La sentencia contentó, como era de esperar, a unos más que a otros. No obstante, la generosidad de don Raimundo, puesta a prueba con la compra de dos terneras en la feria de Moeche, como regalo para los padres de Pepiño, fue la lima que rebajó asperezas y armonizó pareceres. Pues, de ese modo, Pepiño Blanco entró, con general consentimiento y con todas las de la ley, en el pazo de San Damián de Lamacido, como hijo recién nacido, aunque tuviera ya siete meses, de don Raimundo de Castro Seoane y Mombeltrán de Figueroa y de doña Amalia de Andrade Sotomayor y Lourido de Braganza.
Conviene decir, antes de referirme a la inmensa dicha que embargaba a los ancianos, don Raimundo y doña Amalia, que Pepiño no estaba bautizado ni inscrito en el Registro Civil.
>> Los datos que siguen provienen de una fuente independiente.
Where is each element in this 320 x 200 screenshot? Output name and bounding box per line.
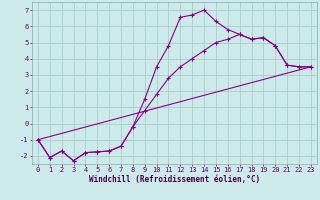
X-axis label: Windchill (Refroidissement éolien,°C): Windchill (Refroidissement éolien,°C) bbox=[89, 175, 260, 184]
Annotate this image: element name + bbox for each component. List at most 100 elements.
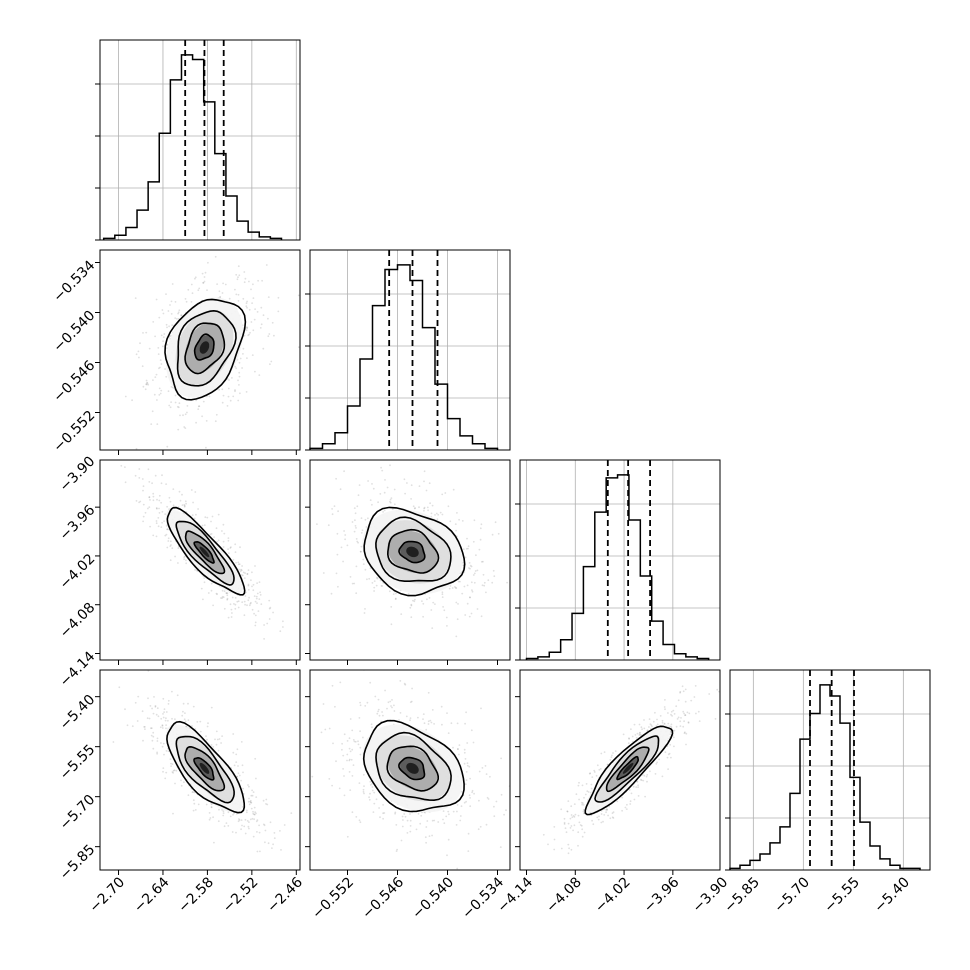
scatter-point: [588, 772, 591, 775]
scatter-point: [150, 734, 153, 737]
scatter-point: [135, 447, 138, 450]
scatter-point: [268, 618, 271, 620]
scatter-point: [202, 598, 204, 601]
scatter-point: [480, 615, 483, 618]
scatter-point: [162, 770, 164, 773]
scatter-point: [422, 718, 424, 720]
scatter-point: [167, 750, 170, 752]
scatter-point: [371, 726, 373, 729]
scatter-point: [232, 813, 234, 816]
scatter-point: [256, 831, 258, 833]
contour-line: [193, 333, 215, 361]
scatter-panel-3-1: [305, 669, 544, 875]
scatter-point: [399, 712, 402, 714]
scatter-point: [265, 798, 268, 801]
scatter-point: [476, 569, 479, 572]
x-tick-label: −5.40: [871, 874, 913, 916]
scatter-point: [233, 764, 236, 767]
scatter-point: [663, 722, 666, 725]
panel-frame: [99, 669, 301, 871]
scatter-point: [605, 811, 607, 814]
scatter-point: [467, 850, 470, 852]
scatter-point: [169, 500, 172, 503]
scatter-point: [427, 723, 430, 725]
scatter-point: [145, 379, 148, 382]
scatter-point: [235, 813, 238, 815]
scatter-point: [658, 758, 661, 761]
scatter-point: [714, 718, 717, 720]
scatter-point: [637, 795, 640, 797]
scatter-point: [379, 579, 382, 582]
scatter-point: [627, 742, 630, 745]
scatter-point: [277, 310, 280, 313]
scatter-point: [342, 754, 345, 757]
scatter-point: [471, 590, 474, 593]
scatter-point: [253, 813, 256, 816]
scatter-point: [480, 523, 483, 526]
scatter-point: [215, 527, 218, 530]
scatter-point: [474, 570, 477, 572]
scatter-point: [646, 729, 649, 732]
scatter-point: [262, 799, 265, 802]
scatter-point: [236, 775, 239, 778]
scatter-point: [138, 468, 141, 470]
scatter-point: [250, 801, 253, 804]
scatter-point: [343, 530, 345, 532]
scatter-point: [212, 604, 215, 607]
scatter-point: [437, 513, 440, 516]
scatter-point: [466, 602, 469, 605]
contour-line: [594, 735, 660, 803]
y-tick-label: −5.85: [57, 842, 99, 884]
scatter-point: [222, 810, 225, 813]
scatter-point: [177, 406, 180, 409]
scatter-point: [171, 324, 174, 327]
scatter-point: [152, 499, 155, 502]
scatter-point: [443, 822, 446, 825]
scatter-point: [426, 820, 429, 822]
scatter-point: [167, 537, 170, 540]
scatter-point: [635, 786, 638, 788]
scatter-point: [440, 705, 443, 708]
scatter-point: [670, 723, 673, 726]
scatter-point: [441, 593, 444, 596]
scatter-point: [433, 819, 436, 822]
scatter-point: [457, 603, 459, 605]
scatter-point: [311, 775, 314, 778]
scatter-point: [375, 798, 378, 801]
scatter-point: [565, 831, 568, 834]
scatter-point: [500, 793, 503, 796]
scatter-point: [142, 485, 145, 488]
scatter-point: [178, 402, 181, 405]
scatter-point: [686, 711, 689, 714]
scatter-point: [148, 717, 151, 720]
scatter-point: [468, 562, 471, 564]
scatter-point: [298, 346, 300, 349]
scatter-point: [259, 850, 261, 853]
scatter-point: [382, 714, 384, 717]
scatter-point: [479, 825, 482, 828]
scatter-point: [154, 474, 157, 477]
scatter-point: [672, 736, 675, 739]
scatter-point: [442, 810, 445, 812]
scatter-point: [654, 773, 657, 775]
contour-line: [398, 540, 426, 564]
contour-line: [164, 298, 247, 401]
scatter-point: [254, 370, 256, 373]
scatter-point: [135, 500, 138, 502]
scatter-point: [243, 600, 246, 603]
y-tick-label: −0.546: [50, 357, 98, 405]
scatter-point: [244, 595, 247, 597]
scatter-point: [390, 497, 393, 499]
scatter-point: [240, 568, 242, 571]
scatter-point: [380, 585, 383, 587]
scatter-point: [374, 695, 377, 698]
scatter-point: [581, 828, 584, 831]
y-tick-label: −4.14: [57, 648, 99, 690]
scatter-point: [182, 702, 185, 705]
scatter-point: [363, 612, 366, 614]
scatter-point: [234, 288, 236, 291]
scatter-point: [366, 701, 369, 704]
scatter-point: [542, 752, 544, 754]
scatter-point: [227, 387, 230, 390]
scatter-point: [235, 753, 238, 756]
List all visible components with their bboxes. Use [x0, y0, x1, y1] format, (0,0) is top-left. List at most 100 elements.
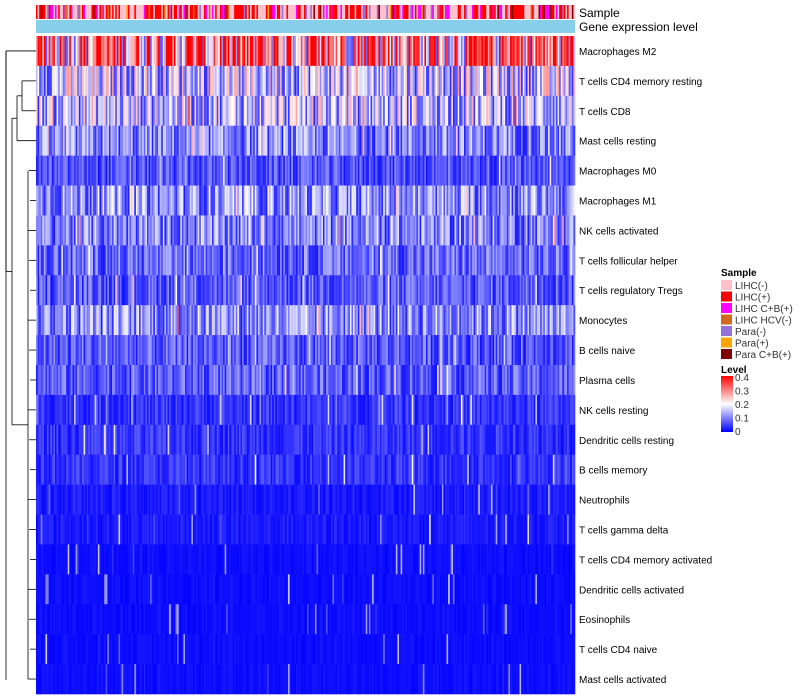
- heatmap-cell: [99, 394, 102, 426]
- heatmap-cell: [74, 245, 76, 276]
- heatmap-cell: [427, 275, 430, 306]
- sample-annotation-cell: [276, 5, 279, 19]
- heatmap-cell: [43, 36, 46, 67]
- heatmap-cell: [435, 394, 438, 426]
- heatmap-cell: [517, 65, 520, 97]
- heatmap-cell: [479, 155, 482, 186]
- heatmap-cell: [346, 245, 349, 276]
- heatmap-cell: [503, 305, 506, 336]
- heatmap-cell: [402, 125, 405, 156]
- heatmap-cell: [219, 275, 222, 306]
- heatmap-cell: [230, 424, 233, 456]
- heatmap-cell: [89, 365, 92, 396]
- heatmap-cell: [272, 215, 275, 246]
- sample-annotation-cell: [272, 5, 275, 19]
- heatmap-cell: [395, 275, 398, 306]
- heatmap-cell: [165, 275, 168, 306]
- heatmap-cell: [178, 424, 181, 456]
- heatmap-cell: [322, 305, 325, 336]
- heatmap-cell: [288, 245, 290, 276]
- heatmap-cell: [551, 36, 554, 67]
- heatmap-cell: [522, 305, 525, 336]
- heatmap-cell: [69, 125, 72, 156]
- heatmap-cell: [532, 36, 535, 67]
- heatmap-cell: [267, 185, 270, 216]
- heatmap-cell: [438, 185, 441, 216]
- heatmap-cell: [413, 65, 416, 97]
- sample-annotation-cell: [283, 5, 286, 19]
- sample-annotation-cell: [234, 5, 237, 19]
- heatmap-cell: [335, 275, 338, 306]
- heatmap-cell: [265, 95, 268, 127]
- heatmap-cell: [108, 215, 111, 246]
- heatmap-cell: [42, 95, 45, 127]
- sample-annotation-cell: [433, 5, 436, 19]
- sample-annotation-cell: [213, 5, 216, 19]
- heatmap-cell: [80, 36, 83, 67]
- heatmap-cell: [180, 394, 183, 426]
- heatmap-cell: [468, 125, 471, 156]
- heatmap-cell: [330, 335, 333, 366]
- heatmap-cell: [292, 65, 295, 97]
- heatmap-cell: [498, 155, 501, 186]
- heatmap-cell: [221, 424, 224, 456]
- heatmap-cell: [270, 275, 273, 306]
- heatmap-cell: [240, 125, 243, 156]
- heatmap-cell: [299, 155, 302, 186]
- heatmap-cell: [127, 215, 130, 246]
- heatmap-cell: [242, 155, 244, 186]
- heatmap-cell: [554, 65, 557, 97]
- heatmap-cell: [165, 36, 168, 67]
- heatmap-cell: [311, 215, 314, 246]
- heatmap-cell: [189, 335, 192, 366]
- heatmap-cell: [164, 365, 167, 396]
- heatmap-cell: [438, 36, 441, 67]
- heatmap-cell: [77, 245, 80, 276]
- heatmap-cell: [517, 95, 520, 127]
- heatmap-cell: [66, 215, 69, 246]
- heatmap-cell: [445, 65, 447, 97]
- heatmap-cell: [405, 95, 408, 127]
- heatmap-cell: [200, 394, 203, 426]
- heatmap-cell: [113, 125, 116, 156]
- heatmap-cell: [392, 185, 395, 216]
- sample-annotation-cell: [300, 5, 303, 19]
- heatmap-cell: [51, 65, 54, 97]
- heatmap-cell: [529, 365, 531, 396]
- heatmap-cell: [456, 155, 458, 186]
- sample-annotation-cell: [81, 5, 84, 19]
- heatmap-cell: [70, 305, 73, 336]
- heatmap-cell: [446, 125, 449, 156]
- heatmap-cell: [250, 185, 252, 216]
- heatmap-cell: [88, 36, 91, 67]
- heatmap-cell: [538, 365, 541, 396]
- heatmap-cell: [335, 335, 338, 366]
- heatmap-cell: [313, 305, 316, 336]
- heatmap-cell: [108, 65, 111, 97]
- heatmap-cell: [192, 95, 195, 127]
- heatmap-cell: [452, 95, 455, 127]
- sample-annotation-cell: [378, 5, 381, 19]
- sample-annotation-cell: [161, 5, 164, 19]
- heatmap-cell: [318, 365, 321, 396]
- heatmap-cell: [292, 125, 295, 156]
- heatmap-cell: [473, 215, 476, 246]
- heatmap-cell: [150, 245, 153, 276]
- heatmap-cell: [108, 365, 111, 396]
- heatmap-cell: [546, 275, 549, 306]
- heatmap-cell: [535, 365, 538, 396]
- heatmap-cell: [456, 365, 458, 396]
- heatmap-cell: [112, 125, 114, 156]
- heatmap-cell: [96, 65, 99, 97]
- heatmap-cell: [370, 125, 373, 156]
- heatmap-cell: [372, 275, 374, 306]
- heatmap-cell: [256, 125, 259, 156]
- heatmap-cell: [375, 424, 378, 456]
- heatmap-cell: [573, 305, 576, 336]
- heatmap-cell: [80, 365, 83, 396]
- sample-annotation-cell: [221, 5, 224, 19]
- sample-annotation-cell: [338, 5, 341, 19]
- heatmap-cell: [432, 185, 435, 216]
- heatmap-cell: [378, 335, 381, 366]
- heatmap-cell: [457, 394, 460, 426]
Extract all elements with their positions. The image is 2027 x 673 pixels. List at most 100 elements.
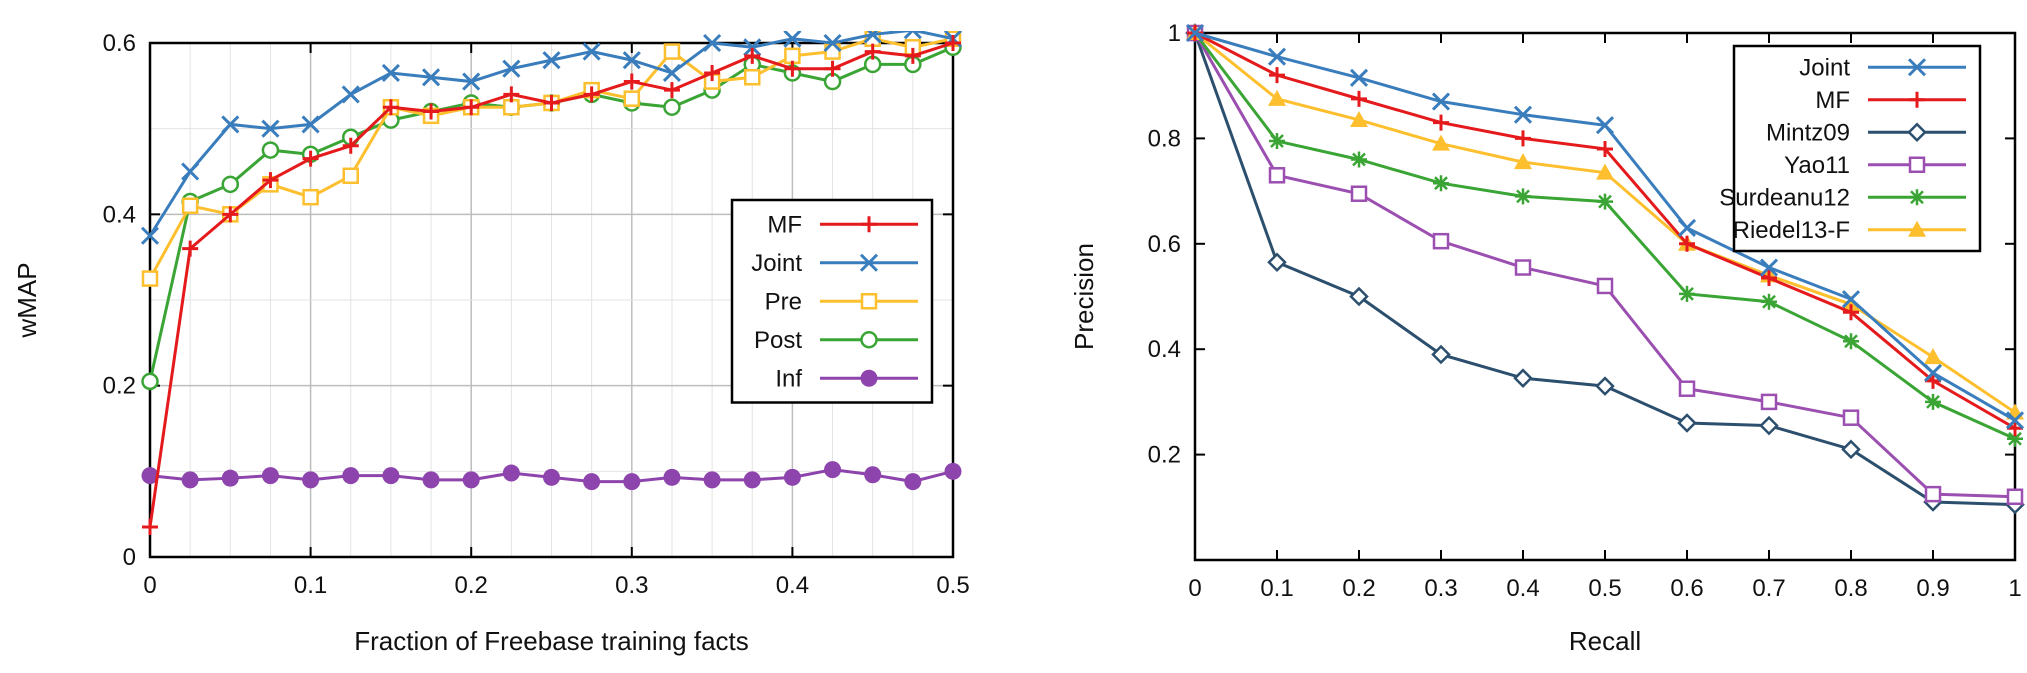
legend-box	[1732, 44, 1982, 253]
legend: Joint MF Mintz09 Yao11 Surdeanu12 Riedel13-F	[1719, 44, 1982, 253]
data-point-mintz09	[1759, 415, 1779, 436]
legend-label-yao11: Yao11	[1784, 152, 1850, 179]
data-point-joint	[1595, 116, 1615, 135]
legend-marker-mf	[1909, 91, 1925, 108]
legend-label-mf: MF	[1815, 87, 1850, 114]
data-point-joint	[743, 38, 762, 57]
data-point-surdeanu12	[1433, 175, 1449, 192]
data-point-pre	[342, 167, 359, 185]
data-point-pre	[663, 43, 681, 60]
data-point-mintz09	[1431, 344, 1451, 365]
data-point-yao11	[2006, 488, 2024, 506]
y-tick-label: 0.4	[103, 201, 136, 228]
data-point-mf	[423, 103, 440, 120]
data-point-mf	[1843, 304, 1859, 321]
legend-marker-post	[860, 331, 878, 349]
legend-label-mf: MF	[767, 211, 802, 238]
data-point-mf	[623, 73, 640, 90]
data-point-mf	[1351, 90, 1367, 107]
data-point-surdeanu12	[1269, 133, 1285, 150]
data-point-yao11	[1596, 277, 1614, 295]
data-point-joint	[823, 33, 842, 53]
data-point-post	[663, 98, 681, 116]
data-point-riedel13-f	[1842, 295, 1860, 312]
data-point-riedel13-f	[1350, 110, 1368, 127]
data-point-joint	[301, 115, 320, 134]
data-point-yao11	[1350, 185, 1368, 202]
data-point-mf	[1515, 130, 1531, 147]
data-point-inf	[221, 469, 239, 487]
data-point-joint	[703, 33, 722, 53]
data-point-mf	[262, 172, 279, 189]
legend-label-surdeanu12: Surdeanu12	[1719, 184, 1850, 211]
legend-marker-surdeanu12	[1909, 189, 1925, 206]
x-tick-label: 0.3	[615, 572, 648, 599]
x-tick-label: 0	[1188, 575, 1201, 602]
data-point-yao11	[1432, 232, 1450, 250]
data-point-inf	[904, 473, 922, 491]
data-point-inf	[382, 467, 400, 485]
data-point-joint	[1923, 363, 1943, 382]
data-point-joint	[2005, 411, 2025, 430]
data-point-joint	[221, 115, 240, 134]
data-point-joint	[1349, 68, 1369, 87]
x-tick-label: 0.5	[1588, 575, 1621, 602]
data-point-joint	[421, 68, 441, 87]
data-point-riedel13-f	[1432, 134, 1450, 151]
y-tick-label: 0.2	[103, 373, 136, 400]
data-point-mf	[222, 206, 239, 223]
data-point-surdeanu12	[1515, 188, 1531, 205]
data-point-riedel13-f	[1924, 348, 1942, 365]
data-point-joint	[1759, 258, 1779, 277]
y-tick-label: 0	[123, 544, 136, 571]
data-point-yao11	[1514, 259, 1532, 276]
data-point-mintz09	[1595, 376, 1615, 396]
data-point-mf	[784, 60, 801, 77]
data-point-riedel13-f	[1268, 89, 1286, 106]
legend-label-post: Post	[754, 327, 802, 354]
data-point-inf	[342, 467, 360, 485]
data-point-joint	[622, 51, 641, 70]
data-point-inf	[422, 471, 440, 489]
data-point-mintz09	[1841, 439, 1861, 460]
data-point-pre	[181, 197, 199, 215]
data-point-joint	[783, 31, 802, 48]
data-point-joint	[1677, 218, 1697, 238]
data-point-joint	[341, 85, 360, 104]
data-point-mf	[543, 94, 560, 111]
data-point-riedel13-f	[1514, 153, 1532, 170]
plot-area	[140, 31, 963, 536]
data-point-surdeanu12	[1761, 293, 1777, 310]
legend-label-riedel13-f: Riedel13-F	[1733, 217, 1850, 244]
data-point-pre	[302, 188, 319, 206]
data-point-mintz09	[1349, 286, 1369, 307]
data-point-post	[141, 372, 159, 391]
data-point-mf	[583, 86, 600, 103]
data-point-mf	[1761, 270, 1777, 287]
data-point-mf	[824, 60, 841, 77]
x-tick-label: 0.9	[1916, 575, 1949, 602]
x-tick-label: 0.5	[936, 572, 969, 599]
data-point-joint	[381, 63, 400, 83]
y-tick-label: 0.6	[1148, 231, 1181, 258]
data-point-yao11	[1268, 167, 1286, 184]
data-point-mintz09	[1677, 413, 1697, 433]
x-axis-label: Fraction of Freebase training facts	[354, 626, 749, 656]
data-point-joint	[462, 72, 481, 91]
data-point-surdeanu12	[1351, 151, 1367, 168]
data-point-inf	[462, 471, 480, 489]
data-point-joint	[1841, 290, 1861, 309]
data-point-mf	[945, 35, 961, 51]
data-point-surdeanu12	[1597, 193, 1613, 210]
data-point-inf	[583, 473, 601, 491]
chart-precision-recall: 0 0.1 0.2 0.3 0.4 0.5 0.6 0.7 0.8 0.9 1 0.2 0.4 0.6 0.…	[1069, 20, 2025, 656]
x-axis-label: Recall	[1569, 626, 1641, 656]
data-point-inf	[181, 471, 199, 489]
legend-marker-mf	[861, 216, 877, 233]
x-tick-label: 0.1	[294, 572, 327, 599]
data-point-mf	[382, 99, 399, 116]
data-point-surdeanu12	[1679, 285, 1695, 302]
data-point-mf	[463, 99, 480, 116]
data-point-inf	[502, 464, 520, 482]
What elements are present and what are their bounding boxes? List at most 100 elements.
Esto, según el marqués, dejando a un lado la ilegalidad en que habían incurrido los padres naturales del niño, facilitaba mucho las cosas, ya que Pepiño podría hacerse cristiano con los apellidos de su rancia casa. Aquí fue decisiva, sin embargo, la opinión del párroco de San Damián de Lamacido, que contradijo a don Raimundo de Castro Seoane y Mombeltrán de Figueroa, con estas palabras preñadas de evangélica comprensión: "Permítame decirle, señor marqués, que no conviene al niño semejante ristra de apellidos, pues nada tendría de particular que, en el largo camino de la vida, perdiera algún ajo. Además, siendo pobre y de origen plebeyo, con un apellido le basta." Aceptada la opinión del cura, doña Amalia hizo saber la suya: "Démosle, entonces, el apellido Blanco, puesto que Pepiño fue diana de las bofetadas de su embrutecido padre; hizo diana, en mi ardiente corazón, el día en que, milagrosamente, entró por el ventanal de mi alcoba; y, él mismo, se ha convertido en diana de mi maternal cuidado. Y, tratándose de un varón, encuentro más apropiado llamarle Blanco que Diana."
Y así fue, y no de otro modo, como aquel niño, no querido en su humilde hogar natural, pasó a mejor vida en el pazo de San Damián de Lamacido.